Token endpoints expecting POST parameters
Closed this issue · 3 comments
Hi, and thank you for this project! I am new to working with oauth2, so apologies in advance if my question doesn't make sense. :)
I am running into a problem authenticating with WordPress.com; I'm getting the error response "The required 'client_id' parameter is missing"
when attempting to fetch the token. Looking at the source for this library and hoauth2
, this comment seems relevant:
-- OAuth2 spec allows `client_id` and `client_secret` to
-- either be sent in the header (as basic authentication)
-- OR as form/url params.
-- The OAuth server can choose to implement only one, or both.
-- Unfortunately, there is no way for the OAuth client (i.e. this library) to
-- know which method to use. Please take a look at the documentation of the
-- service that you are integrating with and either use `fetchAccessToken` or `fetchAccessToken2`
Sure enough, the documentation for WordPress.com's oauth2 integration uses form parameters in the body instead of headers, and it appears this library currently defaults to using fetchAccessToken
, which does not add these form parameters. (code is here).
It looks like fetchAccessToken2
only adds extra url-encoded parameters to the body of fetchAccessToken
; I haven't checked whether that means it can be a drop-in replacement.
Here is my plugin by the way-
{-# LANGUAGE OverloadedStrings #-}
module Yesod.Auth.OAuth2.WordPressDotCom where
import qualified Data.Text as T
import Yesod.Auth.OAuth2.Prelude
pluginName :: Text
pluginName = "WordPress.com"
newtype WpUser = WpUser Int
instance FromJSON WpUser where
parseJSON = withObject "WpUser" $ \o -> WpUser
<$> o .: "ID"
oauth2WordPressDotCom
:: ( YesodAuth m )
=> Text -- client ID
-> Text -- client secret
-> AuthPlugin m
oauth2WordPressDotCom clientId clientSecret =
authOAuth2 pluginName oauth2 $ \manager token -> do
(WpUser userId, userResponse) <-
authGetProfile pluginName manager token
"https://public-api.wordpress.com/rest/v1/me/"
pure Creds
{ credsPlugin = pluginName
, credsIdent = T.pack $ show userId
, credsExtra = setExtra token userResponse
}
where
oauth2 = OAuth2
{ oauthClientId = clientId
, oauthClientSecret = clientSecret
, oauthOAuthorizeEndpoint =
"https://public-api.wordpress.com/oauth2/authorize"

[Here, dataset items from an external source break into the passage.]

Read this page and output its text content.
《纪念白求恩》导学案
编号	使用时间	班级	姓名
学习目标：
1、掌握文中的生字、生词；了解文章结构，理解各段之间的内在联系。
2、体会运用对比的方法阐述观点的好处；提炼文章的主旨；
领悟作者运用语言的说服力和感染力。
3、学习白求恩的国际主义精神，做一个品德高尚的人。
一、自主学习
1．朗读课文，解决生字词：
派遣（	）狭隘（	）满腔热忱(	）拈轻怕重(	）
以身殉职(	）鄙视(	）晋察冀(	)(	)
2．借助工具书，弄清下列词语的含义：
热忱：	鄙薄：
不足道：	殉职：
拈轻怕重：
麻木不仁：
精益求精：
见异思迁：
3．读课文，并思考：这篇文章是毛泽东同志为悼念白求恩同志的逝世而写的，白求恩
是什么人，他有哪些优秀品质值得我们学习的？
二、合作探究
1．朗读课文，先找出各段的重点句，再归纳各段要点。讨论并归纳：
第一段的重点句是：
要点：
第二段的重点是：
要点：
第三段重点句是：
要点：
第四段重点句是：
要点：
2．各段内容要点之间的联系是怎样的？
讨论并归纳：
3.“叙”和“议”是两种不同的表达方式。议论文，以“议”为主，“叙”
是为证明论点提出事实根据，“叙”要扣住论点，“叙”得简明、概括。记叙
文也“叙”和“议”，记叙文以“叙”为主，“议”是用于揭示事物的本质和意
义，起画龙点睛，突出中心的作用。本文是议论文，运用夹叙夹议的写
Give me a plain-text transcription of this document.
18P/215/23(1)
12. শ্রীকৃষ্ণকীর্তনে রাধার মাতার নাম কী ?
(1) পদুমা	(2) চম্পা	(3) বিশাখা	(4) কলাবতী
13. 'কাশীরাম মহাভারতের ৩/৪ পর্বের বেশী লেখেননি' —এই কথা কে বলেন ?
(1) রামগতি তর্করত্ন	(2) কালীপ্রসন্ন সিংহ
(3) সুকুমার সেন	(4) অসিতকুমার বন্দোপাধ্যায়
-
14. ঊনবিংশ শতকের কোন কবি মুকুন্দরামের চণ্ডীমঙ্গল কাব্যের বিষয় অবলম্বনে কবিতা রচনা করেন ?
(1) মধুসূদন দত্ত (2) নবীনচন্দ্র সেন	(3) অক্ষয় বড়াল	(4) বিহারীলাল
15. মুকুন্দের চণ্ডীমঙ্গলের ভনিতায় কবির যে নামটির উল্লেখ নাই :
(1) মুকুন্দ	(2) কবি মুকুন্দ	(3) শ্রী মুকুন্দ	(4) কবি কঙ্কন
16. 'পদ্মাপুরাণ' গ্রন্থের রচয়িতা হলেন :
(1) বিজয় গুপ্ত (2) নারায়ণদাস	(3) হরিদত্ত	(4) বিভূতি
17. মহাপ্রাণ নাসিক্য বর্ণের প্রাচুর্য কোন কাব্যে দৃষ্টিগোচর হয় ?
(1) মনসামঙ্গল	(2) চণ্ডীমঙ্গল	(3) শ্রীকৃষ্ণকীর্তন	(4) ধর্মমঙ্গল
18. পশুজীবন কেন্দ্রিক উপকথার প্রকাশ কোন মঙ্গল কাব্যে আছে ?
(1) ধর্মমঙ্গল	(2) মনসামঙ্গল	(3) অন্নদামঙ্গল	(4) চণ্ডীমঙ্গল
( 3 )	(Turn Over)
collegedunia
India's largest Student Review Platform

`withQuery` [ scopeParam "," [ "auth" ] ]
, oauthAccessTokenEndpoint =
"https://public-api.wordpress.com/oauth2/token"
, oauthCallback = Nothing
}
Interesting! Without diving too deeply, I will say that if fetchAccessToken2
is in fact a drop-in, and all current plugins continue to work, I have no issue moving over to it. So the only blocker would be testing that fact.
The example
script is meant to exercise every plugin we have. It just requires someone to sign up with all the services in question and add the appropriate local secrets to test. This isn't particularly complex, but it is time consuming. Would you be interested in doing that testing to unblock this?
The alternative would be to somehow inject that fetch function from the plugin definition site, so we could use the 2
version for only those that need it. There's no immediately obvious way to do that, so however we did it would be pretty high churn throughout the plugin interface.
Would you be interested in doing that testing to unblock this?
I can do that. I'll get a PR together.